After the astounding FTX crypto collapse, investors and industry observers want proof that Binance is different.
The leading cryptocurrency exchange and its founder and CEO, Changpeng Zhao, who played a key role in setting off the death spiral of the FTX enterprise, are now themselves facing increasing scrutiny over the opacity of Binance’s operations and the solvency of its crypto holdings.
Efforts to restore public trust have so far been challenging.
This, as Binance has emerged as the clear industry leader versus smaller rivals, like Kraken and Coinbase, and forced to play defense for the past month.
“Ignore FUD. Keep building,” Zhao tweeted recently to his eight million followers, invoking the crypto shorthand for fear, uncertainty and doubt.
Ignore FUD. Keep building!
— CZ 🔶 Binance (@cz_binance) December 12, 2022
Binance has not replied to a request by PYMNTS for comment.
Too Big to Fail 2.0
When the crypto industry was a booming bull market, companies enjoyed relatively little negative attention from investors and regulators around their corporate structure or operations.
Now, the 48-hour demise last month of the multibillion-dollar FTX exchange and the punctured persona of its now-jailed founder, Sam Bankman-Fried, has rapidly educated the investing public and lawmakers alike around the pitfalls that might be lurking inside the industry’s most prominent black-box operations.
Binance’s outsize importance to the crypto industry — its exchange processes billions of dollars of transactions daily, more than most of its rivals combined — paired with its complex, unregulated setup and lack of transparency is, in particular, raising red flags.
The exchange’s own audit team ceased all crypto accounting work as a result of the criticism it received for publishing a notoriously slim account of Binance’s finances.
Compounding that public vote of no confidence, investors are withdrawing billions of dollars from the exchange, and the company’s BNB token price is similarly feeling the squeeze, slumping to its lowest level since July.
In a memo provided to PYMNTS, the Binance CEO indicated he expects the next several months to be “bumpy” but that the exchange will emerge stronger.
We’ve Seen This Before
It does appear to be business as usual for the exchange. Earlier this week, Binance.US agreed to acquire the assets of bankrupt crypto lender Voyager Digital for $1.022 billion.
Voyager entered its assets into bankruptcy auction this summer. FTX won that auction in September, with a $1.4 billion offer, after being rebuffed earlier in July. When FTX went bankrupt itself, that arrangement fell through.
To Binance, Voyager may just be a cheap, strategic acquisition. There is nothing to imply that Binance has been commingling its customer assets and making bad bets in the manner that led to FTX’s demise and required outside acquisitions to paper over the holes in its balance sheet. However, given the lack of a true understanding of how Binance operates and zero insight into its finances, there is also little to imply that the company isn’t.
Both Binance and FTX are centralized exchanges. This means that rather than storing customer funds on an open, decentralized blockchain, the company itself holds those funds. While this makes it faster and easier to make trades — the whole purpose, after all, of the businesses — it also opens the possibility for custodial mismanagement and provides little protection or outside oversight.

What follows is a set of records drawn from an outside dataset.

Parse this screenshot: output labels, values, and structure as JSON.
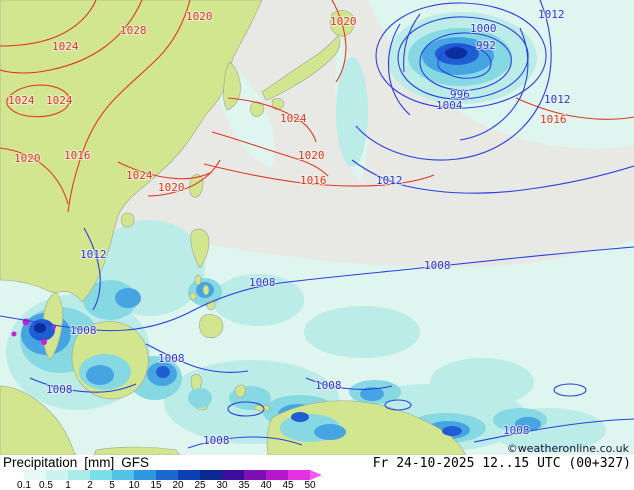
{
  "map": {
    "copyright": "©weatheronline.co.uk",
    "colors": {
      "land": "#d2e58f",
      "ocean_dry": "#e8e9e5",
      "isobar_red": "#e03822",
      "isobar_blue": "#2b3fe0"
    },
    "isobar_labels": {
      "red": [
        "1020",
        "1028",
        "1024",
        "1024",
        "1024",
        "1020",
        "1016",
        "1024",
        "1020",
        "1020",
        "1024",
        "1020",
        "1016",
        "1016"
      ],
      "blue": [
        "1012",
        "1000",
        "992",
        "996",
        "1004",
        "1012",
        "1012",
        "1012",
        "1008",
        "1008",
        "1008",
        "1008",
        "1008",
        "1008",
        "1008",
        "1008"
      ]
    }
  },
  "legend": {
    "parameter": "Precipitation",
    "units": "[mm]",
    "model": "GFS",
    "datetime": "Fr 24-10-2025 12..15 UTC (00+327)",
    "scale_ticks": [
      "0.1",
      "0.5",
      "1",
      "2",
      "5",
      "10",
      "15",
      "20",
      "25",
      "30",
      "35",
      "40",
      "45",
      "50"
    ],
    "scale_colors": [
      "#ffffff",
      "#e6f9f6",
      "#cdf3ef",
      "#a9ebe9",
      "#7adee8",
      "#50c3e6",
      "#2f97dd",
      "#1b69cd",
      "#0e40b5",
      "#082a90",
      "#3b0d9e",
      "#7d10b5",
      "#b617ca",
      "#e431e1"
    ],
    "scale_arrow_color": "#f558ee"
  }
}
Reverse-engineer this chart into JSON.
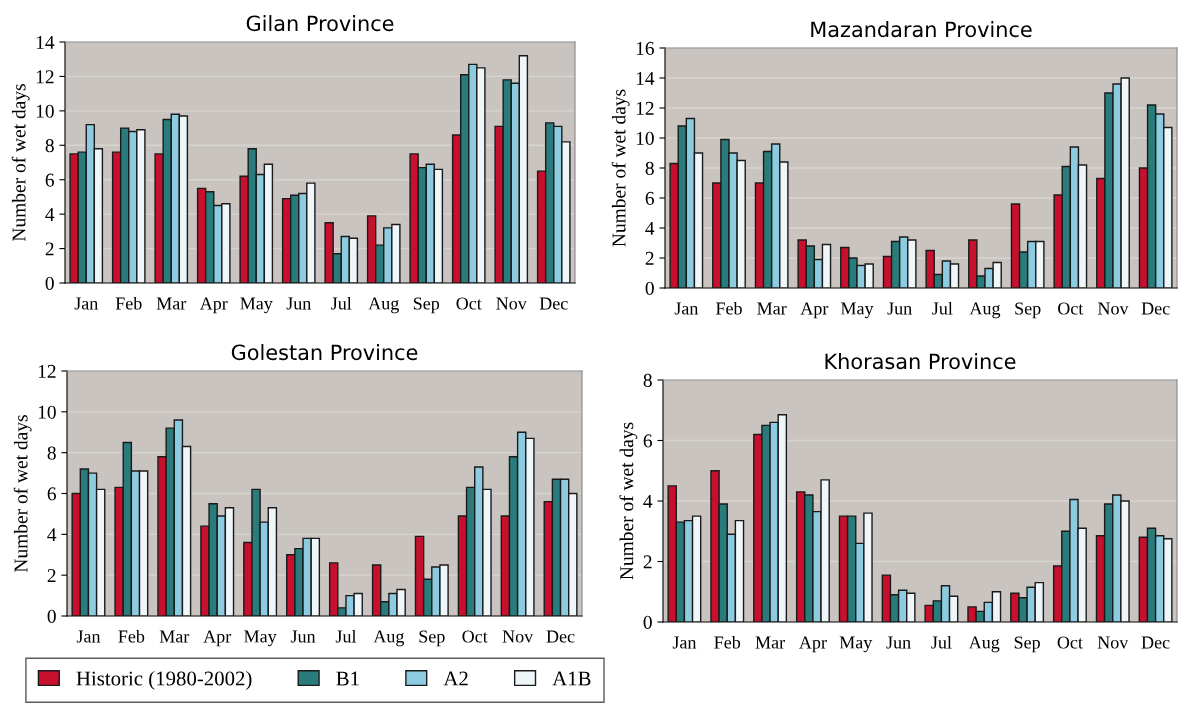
{
  "chart_data": [
    {
      "type": "bar",
      "title": "Gilan Province",
      "ylabel": "Number of wet days",
      "categories": [
        "Jan",
        "Feb",
        "Mar",
        "Apr",
        "May",
        "Jun",
        "Jul",
        "Aug",
        "Sep",
        "Oct",
        "Nov",
        "Dec"
      ],
      "ylim": [
        0,
        14
      ],
      "yticks": [
        0,
        2,
        4,
        6,
        8,
        10,
        12,
        14
      ],
      "grid": "y",
      "series": [
        {
          "color": "#c8102e",
          "values": [
            7.5,
            7.6,
            7.5,
            5.5,
            6.2,
            4.9,
            3.5,
            3.9,
            7.5,
            8.6,
            9.1,
            6.5
          ]
        },
        {
          "color": "#2a7b7b",
          "values": [
            7.6,
            9.0,
            9.5,
            5.3,
            7.8,
            5.1,
            1.7,
            2.2,
            6.7,
            12.1,
            11.8,
            9.3
          ]
        },
        {
          "color": "#8ccbe0",
          "values": [
            9.2,
            8.8,
            9.8,
            4.5,
            6.3,
            5.2,
            2.7,
            3.2,
            6.9,
            12.7,
            11.6,
            9.1
          ]
        },
        {
          "color": "#eef6fa",
          "values": [
            7.8,
            8.9,
            9.7,
            4.6,
            6.9,
            5.8,
            2.6,
            3.4,
            6.6,
            12.5,
            13.2,
            8.2
          ]
        }
      ]
    },
    {
      "type": "bar",
      "title": "Mazandaran Province",
      "ylabel": "Number of wet days",
      "categories": [
        "Jan",
        "Feb",
        "Mar",
        "Apr",
        "May",
        "Jun",
        "Jul",
        "Aug",
        "Sep",
        "Oct",
        "Nov",
        "Dec"
      ],
      "ylim": [
        0,
        16
      ],
      "yticks": [
        0,
        2,
        4,
        6,
        8,
        10,
        12,
        14,
        16
      ],
      "grid": "y",
      "series": [
        {
          "color": "#c8102e",
          "values": [
            8.3,
            7.0,
            7.0,
            3.2,
            2.7,
            2.1,
            2.5,
            3.2,
            5.6,
            6.2,
            7.3,
            8.0
          ]
        },
        {
          "color": "#2a7b7b",
          "values": [
            10.8,
            9.9,
            9.1,
            2.8,
            2.0,
            3.1,
            0.9,
            0.8,
            2.4,
            8.1,
            13.0,
            12.2
          ]
        },
        {
          "color": "#8ccbe0",
          "values": [
            11.3,
            9.0,
            9.6,
            1.9,
            1.5,
            3.4,
            1.8,
            1.3,
            3.1,
            9.4,
            13.6,
            11.6
          ]
        },
        {
          "color": "#eef6fa",
          "values": [
            9.0,
            8.5,
            8.4,
            2.9,
            1.6,
            3.2,
            1.6,
            1.7,
            3.1,
            8.2,
            14.0,
            10.7
          ]
        }
      ]
    },
    {
      "type": "bar",
      "title": "Golestan Province",
      "ylabel": "Number of wet days",
      "categories": [
        "Jan",
        "Feb",
        "Mar",
        "Apr",
        "May",
        "Jun",
        "Jul",
        "Aug",
        "Sep",
        "Oct",
        "Nov",
        "Dec"
      ],
      "ylim": [
        0,
        12
      ],
      "yticks": [
        0,
        2,
        4,
        6,
        8,
        10,
        12
      ],
      "grid": "y",
      "legend": "bottom",
      "series": [
        {
          "name": "Historic (1980-2002)",
          "color": "#c8102e",
          "values": [
            6.0,
            6.3,
            7.8,
            4.4,
            3.6,
            3.0,
            2.6,
            2.5,
            3.9,
            4.9,
            4.9,
            5.6
          ]
        },
        {
          "name": "B1",
          "color": "#2a7b7b",
          "values": [
            7.2,
            8.5,
            9.2,
            5.5,
            6.2,
            3.3,
            0.4,
            0.7,
            1.8,
            6.3,
            7.8,
            6.7
          ]
        },
        {
          "name": "A2",
          "color": "#8ccbe0",
          "values": [
            7.0,
            7.1,
            9.6,
            4.9,
            4.6,
            3.8,
            1.0,
            1.1,
            2.4,
            7.3,
            9.0,
            6.7
          ]
        },
        {
          "name": "A1B",
          "color": "#eef6fa",
          "values": [
            6.2,
            7.1,
            8.3,
            5.3,
            5.3,
            3.8,
            1.1,
            1.3,
            2.5,
            6.2,
            8.7,
            6.0
          ]
        }
      ]
    },
    {
      "type": "bar",
      "title": "Khorasan Province",
      "ylabel": "Number of wet days",
      "categories": [
        "Jan",
        "Feb",
        "Mar",
        "Apr",
        "May",
        "Jun",
        "Jul",
        "Aug",
        "Sep",
        "Oct",
        "Nov",
        "Dec"
      ],
      "ylim": [
        0,
        8
      ],
      "yticks": [
        0,
        2,
        4,
        6,
        8
      ],
      "grid": "y",
      "series": [
        {
          "color": "#c8102e",
          "values": [
            4.5,
            5.0,
            6.2,
            4.3,
            3.5,
            1.55,
            0.55,
            0.5,
            0.95,
            1.85,
            2.85,
            2.8
          ]
        },
        {
          "color": "#2a7b7b",
          "values": [
            3.3,
            3.9,
            6.5,
            4.2,
            3.5,
            0.9,
            0.7,
            0.35,
            0.8,
            3.0,
            3.9,
            3.1
          ]
        },
        {
          "color": "#8ccbe0",
          "values": [
            3.35,
            2.9,
            6.6,
            3.65,
            2.6,
            1.05,
            1.2,
            0.65,
            1.15,
            4.05,
            4.2,
            2.85
          ]
        },
        {
          "color": "#eef6fa",
          "values": [
            3.5,
            3.35,
            6.85,
            4.7,
            3.6,
            0.95,
            0.85,
            1.0,
            1.3,
            3.1,
            4.0,
            2.75
          ]
        }
      ]
    }
  ]
}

As FTX’s peers tanked during the crypto winter, Bankman-Fried went on a promotional blitz to try to bring in more customers and funds. The since-failed exchange spent hundreds of millions of dollars on marketing, more millions on political donations across the aisle, and even tried its hand at crafting regulation.
Binance’s own peers are currently struggling as trading volumes dip across the industry. Coinbase lost half a billion dollars, and half a million customers, alone in the third quarter of 2022. The rival exchange has laid off nearly a fifth of its workforce, and its bonds across a variety of maturity dates are all trading at around half their one-time values, showing a lack of investor confidence.

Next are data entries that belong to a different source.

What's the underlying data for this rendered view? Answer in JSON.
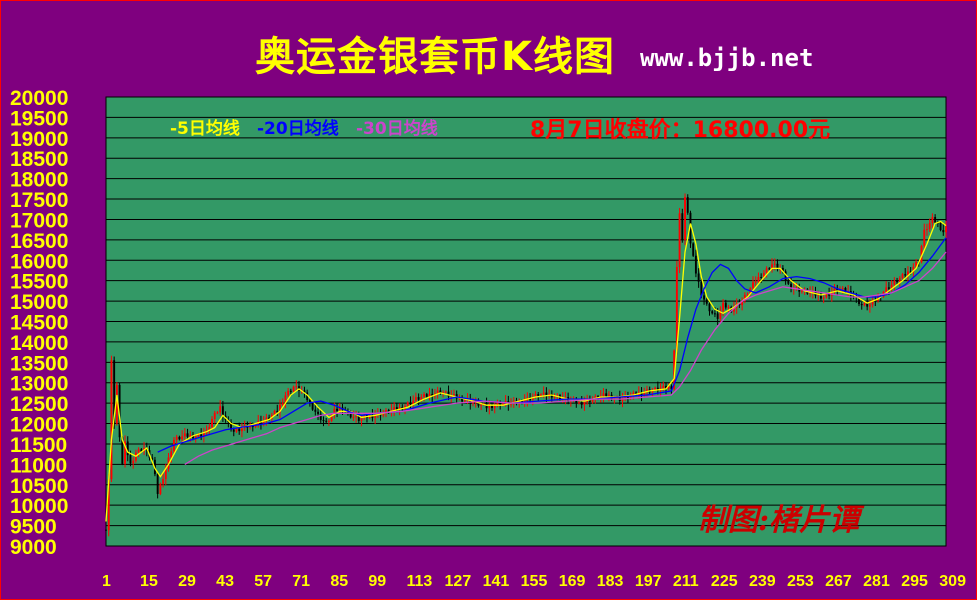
{
  "header": {
    "title": "奥运金银套币K线图",
    "site": "www.bjjb.net"
  },
  "legend": [
    {
      "label": "-5日均线",
      "color": "#ffff00"
    },
    {
      "label": "-20日均线",
      "color": "#0000ff"
    },
    {
      "label": "-30日均线",
      "color": "#cc44cc"
    }
  ],
  "close_note": "8月7日收盘价：16800.00元",
  "signature": "制图:楮片谭",
  "colors": {
    "background": "#7f007f",
    "plot_bg": "#339966",
    "up": "#ff0000",
    "down": "#000000",
    "axis_text": "#ffff00"
  },
  "chart_data": {
    "type": "candlestick",
    "ylim": [
      9000,
      20000
    ],
    "yticks": [
      9000,
      9500,
      10000,
      10500,
      11000,
      11500,
      12000,
      12500,
      13000,
      13500,
      14000,
      14500,
      15000,
      15500,
      16000,
      16500,
      17000,
      17500,
      18000,
      18500,
      19000,
      19500,
      20000
    ],
    "xticks": [
      1,
      15,
      29,
      43,
      57,
      71,
      85,
      99,
      113,
      127,
      141,
      155,
      169,
      183,
      197,
      211,
      225,
      239,
      253,
      267,
      281,
      295,
      309
    ],
    "xlim": [
      1,
      310
    ],
    "close_path": [
      [
        1,
        9400
      ],
      [
        2,
        10600
      ],
      [
        3,
        13600
      ],
      [
        4,
        12000
      ],
      [
        5,
        12900
      ],
      [
        6,
        11700
      ],
      [
        7,
        11000
      ],
      [
        8,
        11500
      ],
      [
        10,
        11000
      ],
      [
        12,
        11300
      ],
      [
        15,
        11400
      ],
      [
        18,
        11100
      ],
      [
        20,
        10300
      ],
      [
        23,
        10900
      ],
      [
        26,
        11600
      ],
      [
        30,
        11700
      ],
      [
        35,
        11700
      ],
      [
        38,
        11800
      ],
      [
        40,
        12100
      ],
      [
        43,
        12400
      ],
      [
        45,
        12100
      ],
      [
        48,
        11800
      ],
      [
        52,
        11900
      ],
      [
        56,
        12000
      ],
      [
        60,
        12100
      ],
      [
        64,
        12300
      ],
      [
        67,
        12700
      ],
      [
        70,
        12900
      ],
      [
        73,
        12800
      ],
      [
        76,
        12500
      ],
      [
        79,
        12200
      ],
      [
        82,
        12000
      ],
      [
        85,
        12300
      ],
      [
        88,
        12400
      ],
      [
        91,
        12200
      ],
      [
        94,
        12100
      ],
      [
        99,
        12200
      ],
      [
        105,
        12300
      ],
      [
        110,
        12400
      ],
      [
        115,
        12600
      ],
      [
        120,
        12700
      ],
      [
        124,
        12800
      ],
      [
        127,
        12700
      ],
      [
        132,
        12600
      ],
      [
        137,
        12500
      ],
      [
        141,
        12400
      ],
      [
        146,
        12500
      ],
      [
        151,
        12500
      ],
      [
        156,
        12600
      ],
      [
        160,
        12700
      ],
      [
        165,
        12700
      ],
      [
        170,
        12600
      ],
      [
        175,
        12500
      ],
      [
        180,
        12600
      ],
      [
        185,
        12700
      ],
      [
        190,
        12600
      ],
      [
        195,
        12700
      ],
      [
        200,
        12800
      ],
      [
        205,
        12850
      ],
      [
        209,
        12900
      ],
      [
        210,
        13800
      ],
      [
        211,
        15800
      ],
      [
        212,
        17200
      ],
      [
        213,
        16500
      ],
      [
        214,
        17500
      ],
      [
        215,
        17200
      ],
      [
        216,
        16400
      ],
      [
        218,
        15700
      ],
      [
        220,
        15200
      ],
      [
        222,
        14900
      ],
      [
        224,
        14700
      ],
      [
        226,
        14600
      ],
      [
        228,
        14900
      ],
      [
        231,
        14800
      ],
      [
        235,
        15000
      ],
      [
        240,
        15500
      ],
      [
        243,
        15700
      ],
      [
        246,
        15900
      ],
      [
        249,
        15800
      ],
      [
        252,
        15400
      ],
      [
        255,
        15300
      ],
      [
        260,
        15200
      ],
      [
        265,
        15100
      ],
      [
        270,
        15300
      ],
      [
        275,
        15200
      ],
      [
        279,
        14900
      ],
      [
        282,
        14900
      ],
      [
        285,
        15100
      ],
      [
        288,
        15300
      ],
      [
        292,
        15500
      ],
      [
        296,
        15700
      ],
      [
        300,
        16000
      ],
      [
        302,
        16700
      ],
      [
        305,
        17000
      ],
      [
        307,
        16900
      ],
      [
        309,
        16700
      ],
      [
        310,
        16800
      ]
    ],
    "series": [
      {
        "name": "5日均线",
        "color": "#ffff00",
        "values": [
          [
            1,
            9600
          ],
          [
            3,
            11600
          ],
          [
            5,
            12700
          ],
          [
            7,
            11600
          ],
          [
            9,
            11300
          ],
          [
            12,
            11200
          ],
          [
            16,
            11400
          ],
          [
            19,
            10900
          ],
          [
            21,
            10700
          ],
          [
            24,
            11000
          ],
          [
            28,
            11500
          ],
          [
            33,
            11700
          ],
          [
            38,
            11800
          ],
          [
            41,
            11900
          ],
          [
            44,
            12200
          ],
          [
            47,
            12000
          ],
          [
            51,
            11900
          ],
          [
            56,
            12000
          ],
          [
            61,
            12100
          ],
          [
            65,
            12300
          ],
          [
            69,
            12700
          ],
          [
            72,
            12850
          ],
          [
            75,
            12700
          ],
          [
            79,
            12400
          ],
          [
            83,
            12150
          ],
          [
            87,
            12300
          ],
          [
            91,
            12300
          ],
          [
            95,
            12150
          ],
          [
            100,
            12200
          ],
          [
            106,
            12300
          ],
          [
            112,
            12400
          ],
          [
            118,
            12600
          ],
          [
            124,
            12750
          ],
          [
            130,
            12650
          ],
          [
            136,
            12550
          ],
          [
            141,
            12450
          ],
          [
            147,
            12450
          ],
          [
            153,
            12550
          ],
          [
            159,
            12650
          ],
          [
            165,
            12700
          ],
          [
            171,
            12600
          ],
          [
            177,
            12550
          ],
          [
            183,
            12650
          ],
          [
            189,
            12650
          ],
          [
            195,
            12700
          ],
          [
            201,
            12800
          ],
          [
            207,
            12850
          ],
          [
            210,
            13100
          ],
          [
            212,
            14600
          ],
          [
            214,
            16200
          ],
          [
            216,
            16900
          ],
          [
            218,
            16400
          ],
          [
            220,
            15600
          ],
          [
            222,
            15100
          ],
          [
            225,
            14800
          ],
          [
            228,
            14700
          ],
          [
            232,
            14850
          ],
          [
            237,
            15100
          ],
          [
            242,
            15500
          ],
          [
            246,
            15800
          ],
          [
            249,
            15800
          ],
          [
            253,
            15500
          ],
          [
            258,
            15250
          ],
          [
            264,
            15150
          ],
          [
            270,
            15250
          ],
          [
            276,
            15150
          ],
          [
            281,
            14950
          ],
          [
            285,
            15050
          ],
          [
            289,
            15250
          ],
          [
            294,
            15500
          ],
          [
            299,
            15800
          ],
          [
            303,
            16400
          ],
          [
            306,
            16900
          ],
          [
            308,
            16950
          ],
          [
            310,
            16850
          ]
        ]
      },
      {
        "name": "20日均线",
        "color": "#0000ff",
        "values": [
          [
            20,
            11300
          ],
          [
            25,
            11450
          ],
          [
            30,
            11550
          ],
          [
            35,
            11650
          ],
          [
            40,
            11750
          ],
          [
            45,
            11850
          ],
          [
            50,
            11900
          ],
          [
            55,
            11950
          ],
          [
            60,
            12000
          ],
          [
            65,
            12100
          ],
          [
            70,
            12300
          ],
          [
            75,
            12500
          ],
          [
            80,
            12550
          ],
          [
            85,
            12450
          ],
          [
            90,
            12300
          ],
          [
            95,
            12200
          ],
          [
            100,
            12250
          ],
          [
            110,
            12300
          ],
          [
            120,
            12500
          ],
          [
            130,
            12650
          ],
          [
            140,
            12550
          ],
          [
            150,
            12500
          ],
          [
            160,
            12550
          ],
          [
            170,
            12600
          ],
          [
            180,
            12600
          ],
          [
            190,
            12650
          ],
          [
            200,
            12700
          ],
          [
            209,
            12800
          ],
          [
            212,
            13300
          ],
          [
            215,
            14100
          ],
          [
            218,
            14800
          ],
          [
            221,
            15300
          ],
          [
            224,
            15700
          ],
          [
            227,
            15900
          ],
          [
            230,
            15800
          ],
          [
            233,
            15500
          ],
          [
            236,
            15300
          ],
          [
            240,
            15200
          ],
          [
            245,
            15350
          ],
          [
            250,
            15550
          ],
          [
            255,
            15600
          ],
          [
            260,
            15550
          ],
          [
            265,
            15450
          ],
          [
            270,
            15300
          ],
          [
            275,
            15200
          ],
          [
            280,
            15100
          ],
          [
            285,
            15100
          ],
          [
            290,
            15200
          ],
          [
            295,
            15400
          ],
          [
            300,
            15700
          ],
          [
            305,
            16100
          ],
          [
            310,
            16550
          ]
        ]
      },
      {
        "name": "30日均线",
        "color": "#cc44cc",
        "values": [
          [
            30,
            11000
          ],
          [
            35,
            11200
          ],
          [
            40,
            11350
          ],
          [
            45,
            11450
          ],
          [
            50,
            11550
          ],
          [
            55,
            11650
          ],
          [
            60,
            11750
          ],
          [
            65,
            11900
          ],
          [
            70,
            12000
          ],
          [
            75,
            12100
          ],
          [
            80,
            12200
          ],
          [
            85,
            12250
          ],
          [
            90,
            12250
          ],
          [
            95,
            12250
          ],
          [
            100,
            12250
          ],
          [
            110,
            12300
          ],
          [
            120,
            12400
          ],
          [
            130,
            12500
          ],
          [
            140,
            12550
          ],
          [
            150,
            12500
          ],
          [
            160,
            12500
          ],
          [
            170,
            12550
          ],
          [
            180,
            12600
          ],
          [
            190,
            12600
          ],
          [
            200,
            12650
          ],
          [
            209,
            12700
          ],
          [
            212,
            12900
          ],
          [
            216,
            13300
          ],
          [
            220,
            13800
          ],
          [
            225,
            14300
          ],
          [
            230,
            14700
          ],
          [
            235,
            15000
          ],
          [
            240,
            15150
          ],
          [
            245,
            15250
          ],
          [
            250,
            15350
          ],
          [
            255,
            15300
          ],
          [
            260,
            15250
          ],
          [
            265,
            15200
          ],
          [
            270,
            15150
          ],
          [
            275,
            15100
          ],
          [
            280,
            15100
          ],
          [
            285,
            15150
          ],
          [
            290,
            15200
          ],
          [
            295,
            15350
          ],
          [
            300,
            15500
          ],
          [
            305,
            15800
          ],
          [
            310,
            16200
          ]
        ]
      }
    ]
  }
}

Exchanges make their money from trading fees. When trading volumes dip, so do profits. It remains unclear what is propping up Binance in this bearish environment.
Centralization belies the promise of blockchain technology to provide a transparent, immutable ledger of transactions, instead opening the door for bad actors to commit the very same financial frauds that have occurred throughout history.
FTX was brought down by its overly-close relationship with market maker and sister trading firm Alameda Research, which reportedly made increasingly large, and increasingly bad, bets with commingled customer money.
As reported by The Wall Street Journal (WSJ), Binance.US’s own relationship with two market making trading firms with ties to Binance’s Zhao — Sigma Chain and Merit Peak — is being probed by the Securities and Exchange Commission (SEC).